A study evaluated 14,542 patients from the International Survey of Acute Coronary Syndromes (ISACS-Archives), specifically the ISACS-TC registry (data from 41 centers in 12 European countries) and the EMMACE-3X registry (data from 47 hospitals in England). Eligible patients had clinically confirmed ACS and were excluded if they had a prior history of ASCVD (history of stroke, angina, myocardial infarction, heart failure, prior revascularization, or peripheral arterial disease). Patient characteristics were stratified according to treatment group of statin users versus nonstatin users. The key outcome measure was the prevalence of AHF (based on Killip class) on admission for ACS as the index presentation of ASCVD. Other outcomes included the association of AHF with all-cause mortality at 30 days from admission and the role of ST-segment elevation myocardial infarction (STEMI) as a predictor of outcome. The 10-year risk of ASCVD was calculated for each patient using the Pooled Cohort Equations with a cutoff for increased level of ASCVD risk of 10%. Potential confounders were analyzed using inverse probability of treatment weighting on the basis of propensity scores.
A total of 1,824 (12.6%) patients reported prior use of statins. Statin users were more often former smokers, had higher body mass index, and more frequently had diabetes, hypertension, hypercholesterolemia, chronic kidney disease, prescribed concomitant evidence-based medications (aspirin, angiotensin-converting enzyme inhibitors, angiotensin-receptor blockers, and beta-blockers), and had a higher predicted 10-year ASCVD risk compared to nonstatin users. After adjustment for inverse probability of treatment weighting, no statistically significant or clinically relevant standardized differences were observed between statin users and nonusers.

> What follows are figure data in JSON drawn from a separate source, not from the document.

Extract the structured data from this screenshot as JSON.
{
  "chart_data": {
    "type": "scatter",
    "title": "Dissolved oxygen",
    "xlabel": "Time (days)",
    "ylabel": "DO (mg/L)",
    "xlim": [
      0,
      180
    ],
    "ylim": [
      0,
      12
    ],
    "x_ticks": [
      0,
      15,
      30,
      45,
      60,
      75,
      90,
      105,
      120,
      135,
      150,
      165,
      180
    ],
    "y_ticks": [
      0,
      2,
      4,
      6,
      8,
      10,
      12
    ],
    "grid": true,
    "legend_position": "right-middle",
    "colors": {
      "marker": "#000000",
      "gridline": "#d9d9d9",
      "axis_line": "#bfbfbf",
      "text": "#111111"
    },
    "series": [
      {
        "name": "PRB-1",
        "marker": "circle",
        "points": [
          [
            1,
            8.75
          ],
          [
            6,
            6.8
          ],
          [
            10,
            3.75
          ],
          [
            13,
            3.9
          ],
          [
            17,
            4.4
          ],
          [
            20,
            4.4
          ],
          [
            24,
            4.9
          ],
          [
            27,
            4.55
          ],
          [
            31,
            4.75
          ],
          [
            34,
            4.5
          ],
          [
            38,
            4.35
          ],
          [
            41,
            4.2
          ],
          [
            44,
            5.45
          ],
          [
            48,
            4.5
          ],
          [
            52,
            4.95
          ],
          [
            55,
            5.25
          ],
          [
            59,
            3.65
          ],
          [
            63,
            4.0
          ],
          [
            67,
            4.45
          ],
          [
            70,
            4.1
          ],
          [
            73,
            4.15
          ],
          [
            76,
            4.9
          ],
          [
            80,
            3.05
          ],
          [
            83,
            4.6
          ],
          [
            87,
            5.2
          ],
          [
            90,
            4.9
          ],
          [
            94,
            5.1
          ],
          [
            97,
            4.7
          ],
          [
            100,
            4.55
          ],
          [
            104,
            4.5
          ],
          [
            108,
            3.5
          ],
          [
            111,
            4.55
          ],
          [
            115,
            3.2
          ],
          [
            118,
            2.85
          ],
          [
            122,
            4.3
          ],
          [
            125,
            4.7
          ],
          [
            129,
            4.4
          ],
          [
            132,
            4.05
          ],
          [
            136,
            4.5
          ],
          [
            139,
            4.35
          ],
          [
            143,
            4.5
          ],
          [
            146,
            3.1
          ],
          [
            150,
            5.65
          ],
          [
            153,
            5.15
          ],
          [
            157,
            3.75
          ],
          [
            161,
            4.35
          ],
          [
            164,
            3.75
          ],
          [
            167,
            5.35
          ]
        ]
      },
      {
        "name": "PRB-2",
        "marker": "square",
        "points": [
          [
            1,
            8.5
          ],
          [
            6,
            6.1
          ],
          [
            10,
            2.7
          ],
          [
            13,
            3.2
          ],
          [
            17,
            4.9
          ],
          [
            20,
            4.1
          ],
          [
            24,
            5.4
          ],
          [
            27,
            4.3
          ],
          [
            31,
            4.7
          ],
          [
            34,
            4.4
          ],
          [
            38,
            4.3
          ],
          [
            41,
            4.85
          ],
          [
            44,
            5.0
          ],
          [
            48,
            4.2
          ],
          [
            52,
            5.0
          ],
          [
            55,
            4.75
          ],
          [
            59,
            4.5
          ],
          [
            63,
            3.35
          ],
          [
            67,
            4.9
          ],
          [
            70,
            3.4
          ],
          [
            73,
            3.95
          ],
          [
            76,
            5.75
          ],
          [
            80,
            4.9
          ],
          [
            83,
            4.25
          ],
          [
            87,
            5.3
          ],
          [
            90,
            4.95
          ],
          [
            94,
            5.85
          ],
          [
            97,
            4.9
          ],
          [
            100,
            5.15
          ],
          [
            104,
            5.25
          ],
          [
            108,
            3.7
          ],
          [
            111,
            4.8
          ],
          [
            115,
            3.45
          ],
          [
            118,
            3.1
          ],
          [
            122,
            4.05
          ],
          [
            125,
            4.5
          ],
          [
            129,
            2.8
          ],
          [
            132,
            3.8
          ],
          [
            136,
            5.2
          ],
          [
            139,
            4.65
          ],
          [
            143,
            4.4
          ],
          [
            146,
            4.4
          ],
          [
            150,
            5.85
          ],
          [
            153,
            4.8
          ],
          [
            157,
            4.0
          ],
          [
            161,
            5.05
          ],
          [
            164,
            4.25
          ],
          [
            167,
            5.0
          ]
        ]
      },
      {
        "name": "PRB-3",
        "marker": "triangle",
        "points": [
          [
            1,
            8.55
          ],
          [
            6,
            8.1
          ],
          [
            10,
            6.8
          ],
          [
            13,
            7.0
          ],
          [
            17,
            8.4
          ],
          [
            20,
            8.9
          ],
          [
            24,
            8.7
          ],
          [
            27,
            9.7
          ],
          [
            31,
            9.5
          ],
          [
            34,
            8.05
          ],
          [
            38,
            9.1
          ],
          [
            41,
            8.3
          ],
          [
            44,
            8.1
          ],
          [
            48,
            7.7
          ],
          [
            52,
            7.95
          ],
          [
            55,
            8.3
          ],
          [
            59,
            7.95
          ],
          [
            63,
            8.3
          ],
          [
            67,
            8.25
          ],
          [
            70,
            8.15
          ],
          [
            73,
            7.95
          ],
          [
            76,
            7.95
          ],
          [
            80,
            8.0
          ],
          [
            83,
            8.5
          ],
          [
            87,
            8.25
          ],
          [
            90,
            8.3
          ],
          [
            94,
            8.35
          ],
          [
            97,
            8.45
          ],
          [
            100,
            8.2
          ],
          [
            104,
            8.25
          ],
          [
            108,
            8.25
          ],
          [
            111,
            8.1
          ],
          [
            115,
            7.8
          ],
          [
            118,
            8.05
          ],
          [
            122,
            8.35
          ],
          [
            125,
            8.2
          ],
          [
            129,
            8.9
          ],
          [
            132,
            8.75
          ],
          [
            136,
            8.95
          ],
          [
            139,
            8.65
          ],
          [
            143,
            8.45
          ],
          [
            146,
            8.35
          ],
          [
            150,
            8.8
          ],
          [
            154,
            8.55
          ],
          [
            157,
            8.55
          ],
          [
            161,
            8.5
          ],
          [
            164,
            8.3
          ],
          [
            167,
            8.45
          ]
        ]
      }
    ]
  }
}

Previous statin use was associated with significantly decreased prevalence of AHF at the time of ACS admission (absolute difference 4.3%; relative risk [RR], 0.72; 95% confidence interval [CI], 0.62-0.83). The effect of statins was consistent despite age (interaction p = 0.27) and gender (interaction p = 0.22). Notably, statin benefits were observed in patients with higher ASCVD risk (RR, 0.73; 95% CI, 0.63-0.85), but the same benefit was not seen in the lower-risk group (RR, 0.85; 95% CI, 0.6-1.2). Statin use was associated with a more pronounced decreased risk of presenting with AHF for those with diabetes or current smokers compared to their counterparts (interaction p = 0.03). A lower risk of 30-day mortality was observed for statin users (15.5%) compared with statin nonusers (20.7%; RR, 0.71; 95% CI, 0.5-0.99), but only for patients presenting with AHF on hospital admission. Prior statin use was associated with a lower risk of STEMI presentation and patients presenting with STEMI were more likely to have AHF on hospital admission for ACS.
Treatment with statins reduces the risk of AHF events and early mortality from AHF events in adults presenting with ACS as the first manifestation of CVD.